Sie fuhren weiter, angespannt und unruhig. Jeder von ihnen in Ängsten vergraben. Reina mochte diese Ruhe nicht. Viel lieber würde sie Kugelhagel hören oder Kampfgeschrei. Ihre Hände schwitzten und die Angst kroch langsam ihren Rücken herauf.
"Es wird alles gut. Wir haben noch etwa eine Stunde, dann sollten wir das Auto abstellen und zu Fuß durch die Wälder. Ich habe Zack eine Nachricht geschickt. Er wird einen seiner Leute schicken um uns abzuholen. Der Erkennungsname lautet Kasimir."

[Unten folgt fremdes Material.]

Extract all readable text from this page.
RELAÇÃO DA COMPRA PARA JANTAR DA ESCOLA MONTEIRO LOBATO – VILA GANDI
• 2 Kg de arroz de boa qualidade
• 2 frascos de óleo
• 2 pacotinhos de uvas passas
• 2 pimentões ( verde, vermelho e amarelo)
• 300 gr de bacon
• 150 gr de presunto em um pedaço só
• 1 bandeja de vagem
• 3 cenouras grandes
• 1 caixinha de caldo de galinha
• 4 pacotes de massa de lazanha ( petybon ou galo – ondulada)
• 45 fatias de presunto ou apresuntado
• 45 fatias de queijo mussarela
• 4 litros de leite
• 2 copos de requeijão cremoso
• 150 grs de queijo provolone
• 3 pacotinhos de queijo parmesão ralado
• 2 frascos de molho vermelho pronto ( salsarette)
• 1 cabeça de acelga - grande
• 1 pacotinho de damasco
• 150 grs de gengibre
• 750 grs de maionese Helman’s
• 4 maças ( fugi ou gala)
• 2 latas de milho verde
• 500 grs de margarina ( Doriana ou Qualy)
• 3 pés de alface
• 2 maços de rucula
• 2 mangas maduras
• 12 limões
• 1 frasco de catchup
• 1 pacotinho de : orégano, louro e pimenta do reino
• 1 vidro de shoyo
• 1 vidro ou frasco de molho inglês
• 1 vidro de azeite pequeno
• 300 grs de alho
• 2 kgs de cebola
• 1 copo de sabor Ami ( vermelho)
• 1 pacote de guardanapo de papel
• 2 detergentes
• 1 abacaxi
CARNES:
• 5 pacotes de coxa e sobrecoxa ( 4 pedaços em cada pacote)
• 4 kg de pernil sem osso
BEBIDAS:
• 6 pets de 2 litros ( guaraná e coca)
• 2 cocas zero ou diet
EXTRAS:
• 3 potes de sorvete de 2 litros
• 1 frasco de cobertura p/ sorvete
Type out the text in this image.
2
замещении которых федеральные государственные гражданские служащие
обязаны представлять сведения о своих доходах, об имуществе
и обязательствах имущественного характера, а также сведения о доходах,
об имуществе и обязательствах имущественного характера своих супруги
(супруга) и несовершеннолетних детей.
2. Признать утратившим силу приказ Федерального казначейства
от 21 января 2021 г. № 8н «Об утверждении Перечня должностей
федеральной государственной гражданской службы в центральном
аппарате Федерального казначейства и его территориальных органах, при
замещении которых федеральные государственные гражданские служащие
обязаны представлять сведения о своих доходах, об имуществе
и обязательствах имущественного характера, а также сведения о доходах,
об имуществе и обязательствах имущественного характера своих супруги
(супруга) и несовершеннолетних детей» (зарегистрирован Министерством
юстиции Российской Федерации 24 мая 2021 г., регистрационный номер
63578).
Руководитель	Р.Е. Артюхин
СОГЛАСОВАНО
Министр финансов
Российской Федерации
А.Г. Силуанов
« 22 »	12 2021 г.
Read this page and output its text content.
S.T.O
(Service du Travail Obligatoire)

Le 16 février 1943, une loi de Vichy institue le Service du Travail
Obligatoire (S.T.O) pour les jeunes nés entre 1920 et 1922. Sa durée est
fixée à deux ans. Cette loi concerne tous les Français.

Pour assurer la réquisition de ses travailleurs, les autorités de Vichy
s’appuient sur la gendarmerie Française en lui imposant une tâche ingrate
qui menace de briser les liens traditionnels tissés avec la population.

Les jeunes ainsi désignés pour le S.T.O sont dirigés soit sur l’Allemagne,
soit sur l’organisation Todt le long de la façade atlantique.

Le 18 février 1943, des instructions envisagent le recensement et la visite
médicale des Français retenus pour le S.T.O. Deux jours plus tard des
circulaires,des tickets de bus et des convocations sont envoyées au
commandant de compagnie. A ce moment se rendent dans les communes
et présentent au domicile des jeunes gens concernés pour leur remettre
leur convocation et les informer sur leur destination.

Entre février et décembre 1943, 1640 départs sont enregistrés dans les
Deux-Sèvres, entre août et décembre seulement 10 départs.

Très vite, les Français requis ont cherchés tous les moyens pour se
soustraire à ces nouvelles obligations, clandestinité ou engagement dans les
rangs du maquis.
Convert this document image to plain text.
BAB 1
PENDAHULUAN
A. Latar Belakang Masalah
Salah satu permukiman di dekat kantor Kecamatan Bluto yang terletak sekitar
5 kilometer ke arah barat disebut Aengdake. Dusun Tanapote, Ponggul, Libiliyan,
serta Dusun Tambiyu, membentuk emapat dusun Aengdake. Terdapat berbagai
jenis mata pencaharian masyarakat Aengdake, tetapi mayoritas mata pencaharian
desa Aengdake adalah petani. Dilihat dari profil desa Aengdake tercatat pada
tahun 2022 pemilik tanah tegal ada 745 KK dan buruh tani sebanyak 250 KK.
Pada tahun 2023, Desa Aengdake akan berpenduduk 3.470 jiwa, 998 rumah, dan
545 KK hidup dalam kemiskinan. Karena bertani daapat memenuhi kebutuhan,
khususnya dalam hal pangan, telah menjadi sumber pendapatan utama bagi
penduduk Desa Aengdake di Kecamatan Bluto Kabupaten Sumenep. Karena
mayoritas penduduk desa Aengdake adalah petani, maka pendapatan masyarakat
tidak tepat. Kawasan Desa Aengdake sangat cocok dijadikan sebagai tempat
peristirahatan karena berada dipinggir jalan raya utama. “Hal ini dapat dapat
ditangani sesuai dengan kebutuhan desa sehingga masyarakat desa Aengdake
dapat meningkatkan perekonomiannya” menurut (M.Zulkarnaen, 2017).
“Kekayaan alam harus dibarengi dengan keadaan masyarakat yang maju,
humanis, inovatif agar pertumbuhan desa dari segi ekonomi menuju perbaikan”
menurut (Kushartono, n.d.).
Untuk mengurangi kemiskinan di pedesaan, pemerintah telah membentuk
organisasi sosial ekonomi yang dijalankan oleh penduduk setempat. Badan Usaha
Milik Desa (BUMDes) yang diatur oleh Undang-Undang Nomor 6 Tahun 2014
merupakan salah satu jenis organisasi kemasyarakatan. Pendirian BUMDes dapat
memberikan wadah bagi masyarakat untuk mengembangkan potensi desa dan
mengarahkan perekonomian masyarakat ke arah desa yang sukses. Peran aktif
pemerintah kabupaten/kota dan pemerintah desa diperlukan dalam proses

"Warum dieser Name?", fragte Reina ihre Begleiterin verwundert. Nasreen lächelte leicht.
"Er war ein alter Kamerad von uns. Ist während der Ausbildung getötet worden. Wir konnten ihn nie vergessen, er war einer von den Guten."
"Wer hat ihn getötet?" Nasreen blickte hinter sich, suchte Reinas Augen. In ihrem Gesicht lag Kummer.
"Na.." Eine Explosion. Feuer. Metall. Schmerz.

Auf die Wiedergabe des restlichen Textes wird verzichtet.